The Ponovezher Rov recalled, “I was but a child of nine years old and had no concept of why the Gemara caused the wise rov to be so happy, but I made up my mind then and there that if Torah can make the rov, who the town awesomely respected, that happy, I was going to dedicate my life to studying – and increasing the study of – Torah.”

The secret of happiness, the secret of satisfaction, the secret of accomplishment, is rooted in Torah. The more we learn, the happier and more fulfilled we are.

Also, perhaps we can add that by increasing our study of Torah, we strengthen our connection to Hashem, and the more connected to Hashem we are, the stronger our emunah and bitachon are. As we increase our emunah and bitachon, we become happier because we understand that everything that happened and happens to us is from Hashem and is for our betterment.

Even when Hashem afflicts us with something, it is because He seeks something from us.

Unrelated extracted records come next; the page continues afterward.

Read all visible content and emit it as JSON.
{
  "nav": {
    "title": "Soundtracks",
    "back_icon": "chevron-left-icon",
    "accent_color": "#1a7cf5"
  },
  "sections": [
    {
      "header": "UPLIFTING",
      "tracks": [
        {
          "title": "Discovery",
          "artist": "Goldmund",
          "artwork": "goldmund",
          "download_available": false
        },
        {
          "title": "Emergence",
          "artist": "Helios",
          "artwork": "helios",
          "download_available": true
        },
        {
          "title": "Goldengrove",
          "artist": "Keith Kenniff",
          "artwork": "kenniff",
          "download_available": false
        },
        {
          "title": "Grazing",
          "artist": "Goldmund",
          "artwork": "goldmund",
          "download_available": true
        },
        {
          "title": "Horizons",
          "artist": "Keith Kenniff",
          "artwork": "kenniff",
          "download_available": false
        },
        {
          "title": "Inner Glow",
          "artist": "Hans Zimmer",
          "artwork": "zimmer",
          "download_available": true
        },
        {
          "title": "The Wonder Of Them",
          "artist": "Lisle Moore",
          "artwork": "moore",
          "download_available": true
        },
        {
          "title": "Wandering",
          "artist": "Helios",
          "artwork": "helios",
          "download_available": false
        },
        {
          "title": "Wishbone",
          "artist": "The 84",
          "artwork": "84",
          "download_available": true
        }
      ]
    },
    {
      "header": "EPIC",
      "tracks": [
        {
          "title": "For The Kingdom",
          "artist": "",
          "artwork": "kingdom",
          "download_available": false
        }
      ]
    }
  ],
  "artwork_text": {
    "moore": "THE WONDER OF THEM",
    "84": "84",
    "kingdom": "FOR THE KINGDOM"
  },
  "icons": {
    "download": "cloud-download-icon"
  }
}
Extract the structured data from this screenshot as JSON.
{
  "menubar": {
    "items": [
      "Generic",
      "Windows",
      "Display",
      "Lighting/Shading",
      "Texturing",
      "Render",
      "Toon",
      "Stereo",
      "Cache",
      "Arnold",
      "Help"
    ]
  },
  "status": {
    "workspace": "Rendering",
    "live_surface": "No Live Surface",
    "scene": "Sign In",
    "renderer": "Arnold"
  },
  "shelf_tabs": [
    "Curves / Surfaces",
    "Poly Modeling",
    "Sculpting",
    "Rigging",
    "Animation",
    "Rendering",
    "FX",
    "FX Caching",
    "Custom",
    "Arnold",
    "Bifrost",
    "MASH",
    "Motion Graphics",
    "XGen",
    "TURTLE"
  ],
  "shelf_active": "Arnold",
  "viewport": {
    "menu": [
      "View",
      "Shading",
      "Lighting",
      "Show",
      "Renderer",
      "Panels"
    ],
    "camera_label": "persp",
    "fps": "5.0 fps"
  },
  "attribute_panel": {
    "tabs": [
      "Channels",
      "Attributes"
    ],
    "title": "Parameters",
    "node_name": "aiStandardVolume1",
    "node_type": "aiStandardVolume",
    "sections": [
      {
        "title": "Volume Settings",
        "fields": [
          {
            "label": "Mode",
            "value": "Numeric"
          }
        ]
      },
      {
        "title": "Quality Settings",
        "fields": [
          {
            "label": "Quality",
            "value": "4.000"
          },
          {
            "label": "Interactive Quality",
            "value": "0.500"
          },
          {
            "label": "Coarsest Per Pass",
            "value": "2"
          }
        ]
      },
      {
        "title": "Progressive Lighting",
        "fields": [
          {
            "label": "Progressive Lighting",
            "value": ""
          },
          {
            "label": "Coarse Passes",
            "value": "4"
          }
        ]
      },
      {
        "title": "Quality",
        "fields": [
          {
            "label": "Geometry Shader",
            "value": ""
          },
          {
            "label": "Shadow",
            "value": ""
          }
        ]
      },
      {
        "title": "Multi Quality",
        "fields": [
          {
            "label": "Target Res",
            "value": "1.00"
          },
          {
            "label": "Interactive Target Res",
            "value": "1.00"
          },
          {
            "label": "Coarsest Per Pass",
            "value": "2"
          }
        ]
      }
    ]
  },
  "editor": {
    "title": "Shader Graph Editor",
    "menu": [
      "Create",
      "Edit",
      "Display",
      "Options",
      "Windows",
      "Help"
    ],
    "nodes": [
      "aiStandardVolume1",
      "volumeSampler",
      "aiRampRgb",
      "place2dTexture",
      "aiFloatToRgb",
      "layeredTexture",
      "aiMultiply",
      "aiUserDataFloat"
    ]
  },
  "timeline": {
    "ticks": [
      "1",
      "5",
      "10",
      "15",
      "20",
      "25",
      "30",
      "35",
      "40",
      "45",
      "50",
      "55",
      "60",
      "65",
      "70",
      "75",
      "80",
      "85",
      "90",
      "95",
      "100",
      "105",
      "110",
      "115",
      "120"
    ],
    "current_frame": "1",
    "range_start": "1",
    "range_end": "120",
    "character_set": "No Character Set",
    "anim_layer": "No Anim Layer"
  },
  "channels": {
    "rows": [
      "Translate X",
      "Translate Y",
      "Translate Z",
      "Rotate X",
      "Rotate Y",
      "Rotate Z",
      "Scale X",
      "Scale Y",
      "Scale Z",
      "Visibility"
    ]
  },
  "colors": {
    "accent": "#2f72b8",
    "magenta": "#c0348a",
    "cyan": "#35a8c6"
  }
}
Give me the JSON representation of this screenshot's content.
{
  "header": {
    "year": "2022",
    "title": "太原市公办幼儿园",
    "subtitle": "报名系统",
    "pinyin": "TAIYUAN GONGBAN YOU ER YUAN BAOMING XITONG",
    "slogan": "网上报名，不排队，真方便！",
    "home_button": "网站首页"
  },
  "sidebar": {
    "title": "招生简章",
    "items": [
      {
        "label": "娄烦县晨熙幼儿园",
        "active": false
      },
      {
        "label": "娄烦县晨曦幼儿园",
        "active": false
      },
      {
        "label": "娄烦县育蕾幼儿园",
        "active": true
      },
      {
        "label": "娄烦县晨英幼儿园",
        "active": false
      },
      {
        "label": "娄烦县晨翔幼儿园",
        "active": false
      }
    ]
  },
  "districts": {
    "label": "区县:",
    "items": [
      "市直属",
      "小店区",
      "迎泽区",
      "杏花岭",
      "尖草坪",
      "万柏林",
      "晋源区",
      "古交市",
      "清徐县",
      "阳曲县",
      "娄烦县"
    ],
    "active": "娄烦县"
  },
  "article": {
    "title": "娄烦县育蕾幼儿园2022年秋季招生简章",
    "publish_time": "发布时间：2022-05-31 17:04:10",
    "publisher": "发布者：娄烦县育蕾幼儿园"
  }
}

The Chazon Ish once told Rav Shmuel Wosner that when a person becomes ill and davens, saying Tehillim and asking Hashem to heal him, and then he recovers, he thinks that his tefillos are what healed him.

This is the wrong way to view it, he said.

The correct way to understand what happened is that the person who was sick was doing well with his life, but he forgot Hashem. As the posuk says, “Vayishmon Yeshurun vayivot shomanta oviso… vayitosh Eloka osohu.”

Hashem wanted to remind the person to remember Him, so He made him sick, causing him to return to Hashem and daven. When the person returns to Hashem and davens, there is no longer a reason for him to be sick, so the sickness leaves him.

The more we learn, and the closer we become to Hashem, the more we can appreciate that what is happening to us is not a cause for sadness, but rather a stimulus to improvement and joy.

Therefore, bitachon causes us to be happy when others are sad, and joyous when things don’t go the way we want.

Alef. Bais. Gimmel. The two months of Adar, Adar Alef and Adar Bais, lead to the geulah of Chodesh Nissan.

Mishenichnas Adar marbim besimcha. Step by step, we grow in our appreciation of the truths of life and thus develop the ability to be truly joyous.

People have many tzaros. They wonder why they suffer from illness, parnossah challenges, tuition bills, shidduchim difficulties, and so much more. They wonder why they are being challenged. Why me? Why is this all happening? What is the purpose? How will it all end?

When Adar comes and we learn more and are closer to Hashem, our bitachon is strengthened. And when things don’t go according to plan, we are comforted by the knowledge that we will live to see the purpose in all the sadness that we experienced. We begin to view life as a giant jigsaw puzzle, with pieces of all shapes, sizes and colors coming together, and when fit correctly, they form a beautiful picture. This realization brings us relief and joy.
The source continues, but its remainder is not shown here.